Elderly residents in sheltered housing fear Lambeth Council has not properly dealt with asbestos removal

Sheltered housing residents in Lambeth are accusing the council of leaving elderly people exposed to asbestos in accommodation described on its website as ‘like a five star hotel’.

Last month residents of Macintosh Court, a Grade II listed complex used as over-60s’ housing in Streatham, found a document from Lambeth Council showing that all 45 flats are at risk of containing potentially dangerous asbestos.

In January, asbestos was removed from first floor ceilings after they became damp and cracked due to roof leaks.

The recently revealed document shows there may also be asbestos behind kitchen panels which may have been disturbed during internal building work in June.

Resident Janet Gayle, 63, said that Lambeth Council failed to provide their findings from May until two weeks ago, when they were found in a site manager’s office.

WORRIED: Ms Gayle is concerned about works that have taken place in her flat.

She said that workmen came into her flat in March and took down parts of her leaky ceiling without using face masks or asking her to leave.

Now Ms Gayle is worried for her and her family’s health.

She said: “I’m not that old and I wouldn’t like to think that they’re responsible for shortening my life.

“I’ve got children, I’ve got grandchildren and I want to be around for them.”

Macintosh Court’s Tenants and Residents Association chair John Beechey, 64, said work was undertaken without risk assessments, which the council denies.

He further claimed that an asbestos survey was only taken after work began.

A spokesperson for Lambeth Council said that asbestos surveys were taken before internal work started in June.

He said: “All works to remove asbestos were undertaken in accordance with control of asbestos regulation 2012 and other relevant safety standards, under controlled conditions.

“The council’s approach when managing major works is to ensure that all Health and Safety requirements are met including both the Construction (Design and Management) regulations 2015 and the control of asbestos regulations 2012.”

Architect Kate Macintosh, MBE, designed the cluster of buildings in the early 1970s and is now involved in campaigns to protect them.

Regarding the council’s handling of building works, Ms Macintosh, 81, said: “It’s an absolutely incompetent, if not corrupt, regime.”

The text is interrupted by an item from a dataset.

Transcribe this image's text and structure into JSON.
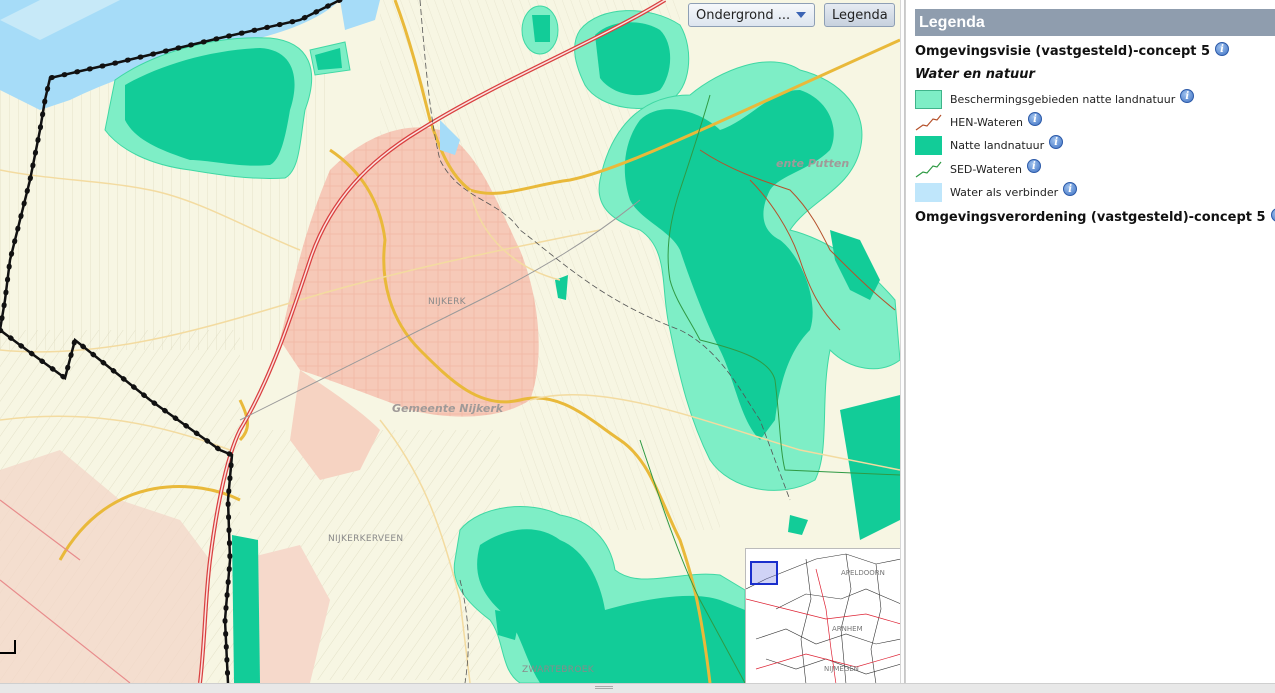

She said the council should have evacuated residents from the building when asbestos was being removed from the ceiling.

The council spokesperson said: “The method of working, discussed with residents prior to commencement of internal works, does not involve moving residents out of their homes, unless there are medical needs.”

FRUSTRATED: Ongoing building works at Macintosh Court

The complex, which has been described as a ‘modernist gem’, has been the centre of a dispute since Lambeth Council planned to sell or demolish it in 2014, a move that was stopped when it was granted listed status.

Mr Beechey said the residents have been victims of bad living conditions since work started on refurbishing the housing in 2015 in a £2.5million project.

He said: “The list of bad workmanship is endless. They’ve got no respect for anyone’s property, feelings or dignity.

“What they’ve done here is a joke.”

On Wednesday the council issued an apology to residents for building work that they admitted went beyond what had been approved, but did not mention asbestos issues.

A spokesperson for ENGIE, who were involved in the building work and asbestos removal, said: “We stringently followed the correct procedures in planning, monitoring and eliminating the risks associated with asbestos and have correctly identified, notified and removed all licensed and non-licensed asbestos, which directly affects our works.

“All operatives in ENGIE’s employment hold asbestos awareness training and we ensured all necessary precautions were implemented to keep construction workers and residents safe.

“The safety of our employees and local residents is always our number one priority.”

The council spokesperson said: “It must be stressed that, at no time, were residents put at risk.”

He added: “With internal works near completion, expressed satisfaction from 32 out of 45 residents is over 96%.”